Peki ya Türklerin yurtdışında yaptığı gayrimenkul yatırımlarında durum ne?
Dünya’dan Leyla İlhan’ın ağırlıklı olarak İstanbul ve Bodrum’da 23 yıldır Seba markasıyla projeler hayata geçiren Seba İnşaat’ın Yönetim Kurulu Üyesi Engin Keçeli ile yaptığı röportajdan oluşturulan haberde bu konuya yer verildi. Keçeli Türk vatandaşlarının yurt dışında gayrimenkule yöneldiğini söylerken, “Londra, Lizbon gibi şehirlerde yaklaşık 20 milyar dolarlık gayrimenkul aldılar” iddiasında bulundu.

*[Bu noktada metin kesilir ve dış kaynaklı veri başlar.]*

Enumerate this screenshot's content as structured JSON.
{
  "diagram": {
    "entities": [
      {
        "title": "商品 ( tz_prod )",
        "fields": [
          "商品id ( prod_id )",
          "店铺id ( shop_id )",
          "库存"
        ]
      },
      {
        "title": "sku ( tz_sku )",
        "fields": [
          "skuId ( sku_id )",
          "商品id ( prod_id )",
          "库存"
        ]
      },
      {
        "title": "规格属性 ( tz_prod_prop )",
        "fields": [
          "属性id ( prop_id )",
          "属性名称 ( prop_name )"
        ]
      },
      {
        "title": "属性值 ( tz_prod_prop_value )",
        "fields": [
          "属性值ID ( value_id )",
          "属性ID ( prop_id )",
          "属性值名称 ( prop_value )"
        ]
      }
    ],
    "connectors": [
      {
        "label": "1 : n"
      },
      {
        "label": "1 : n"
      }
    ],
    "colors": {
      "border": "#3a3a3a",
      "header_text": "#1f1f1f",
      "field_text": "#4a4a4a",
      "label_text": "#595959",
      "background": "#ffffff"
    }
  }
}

Engin Keçeli, geçen yıl yaşanan darbe girişimi sonrası oluşan algı ve güvenlik probleminden dolayı 5 bine yakın Türk vatandaşının parasını yurt dışına götürdüğünü iddia etti. Keçeli, “Yurt dışında banka faizleri düşük olduğu için paralarını konuta yatırdılar. Londra, Lizbon gibi şehirlerde yaklaşık 20 milyar dolarlık gayrimenkul alımı yaptılar” diye konuştu. Engin Keçeli, bu ülkelerden alım yapanların bir süre sonra aidatlarını ödeyemeyecek duruma geleceklerini savunarak, “Benzer bir durumu geçmişteki yıllarda yaşamıştık” dedi.

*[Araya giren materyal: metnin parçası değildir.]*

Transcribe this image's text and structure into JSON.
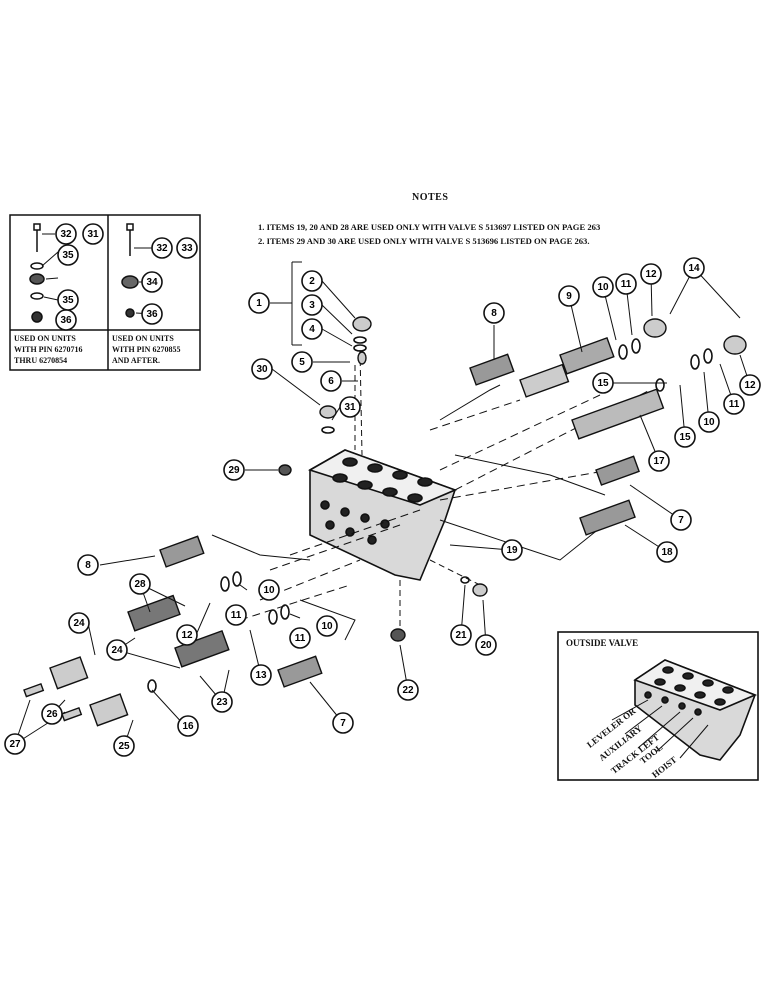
{
  "notes": {
    "title": "NOTES",
    "items": [
      "1. ITEMS 19, 20 AND 28 ARE USED ONLY WITH VALVE S 513697 LISTED ON PAGE 263",
      "2. ITEMS 29 AND 30 ARE USED ONLY WITH VALVE S 513696 LISTED ON PAGE 263."
    ]
  },
  "inset": {
    "left_label": "USED ON UNITS\nWITH PIN 6270716\nTHRU 6270854",
    "right_label": "USED ON UNITS\nWITH PIN 6270855\nAND AFTER."
  },
  "outside_valve": {
    "title": "OUTSIDE VALVE",
    "labels": [
      "LEVELER OR",
      "AUXILIARY",
      "TRACK LEFT",
      "TOOL",
      "HOIST"
    ]
  },
  "callouts": [
    "1",
    "2",
    "3",
    "4",
    "5",
    "6",
    "7",
    "7",
    "8",
    "8",
    "9",
    "10",
    "10",
    "10",
    "10",
    "11",
    "11",
    "11",
    "11",
    "12",
    "12",
    "12",
    "13",
    "14",
    "15",
    "15",
    "16",
    "17",
    "18",
    "19",
    "20",
    "21",
    "22",
    "23",
    "24",
    "24",
    "25",
    "26",
    "27",
    "28",
    "29",
    "30",
    "31",
    "32",
    "31",
    "32",
    "33",
    "34",
    "35",
    "35",
    "36",
    "36"
  ]
}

Benzer bir habere bu kez Amerika cephesinde Türklerin gayrimenkul alımlarına yönelik bir araştırmaya yaklaşık bir hafta önce Vatan Gazetesi’nde yer verilmişti. Haber içerisinde “Türkler’in ABD’ye gayrimenkul yatırımları son bir yılda hızla yükseliyor. Florida’da Miami’den vazgeçmeyen Türk yatırımcısı, aynı eyalette Fort Lauderdale’yi de keşfetti. Bunda da ‘Condo’ yani oturmadığın dönemde kiralama sistemi ve en önemlisi Green Card alma imkanı sunan projeler etkili oldu. Son bir yılda Türkler’in talebinde yüzde 60 artış yaşanırken, Miami’de inşa edilen rezidansların yüzde 7’si Türkler tarafından satın alındı. Türk vatandaşları, ABD’nin yabancıya satış verilerinde yüzde 2’lik payı yakaladı.” bilgileri aktarıldı.

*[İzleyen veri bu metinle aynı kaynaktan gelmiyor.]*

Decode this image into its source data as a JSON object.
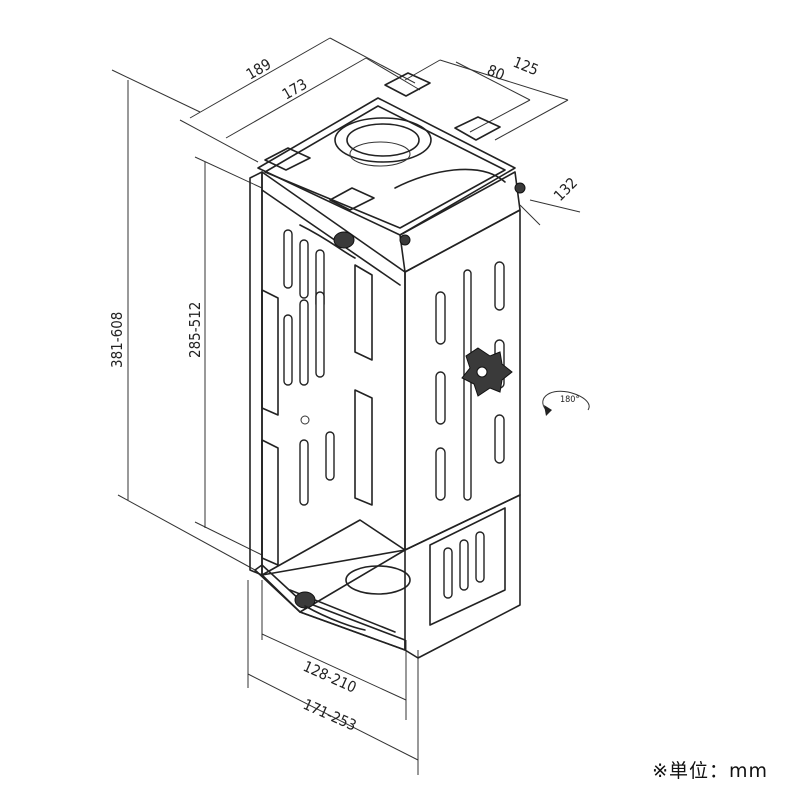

Yine aynı haber içerisinde Amerikan Milli Emlakçılar Derneği Türkiye Temsilcisi ve Heafey Group Uluslararası Satış ve Pazarlama Direktörü Emel Onur da son zamanlarda Florida’ya gelen Türk yatırımcıların sayısının katlanarak arttığını belirtti. Miami’nin her zaman sanatçıların ve yatırımcıların gözdesi olduğunu ifade eden Onur, şöyle devam etti: “Son dönemde beyaz yakalıların da ilgi gösterdiğini görüyoruz. Türk vatandaşları bu evleri, ikinci konut, yatırım ve tatil amaçlı satın alıyor. Dolara dolar kira getirisi de etkili. Amerika’ya tamamen yerleşmeyi düşünmeyen yatırımcılar da ‘condo-hotel’ modeline rağbet gösteriyor. Bu şekilde hem yatırımlarının kazanması hem de yılda 1-2 ay gelip evlerinin tadını çıkarabiliyor olmaları cazip geliyor.”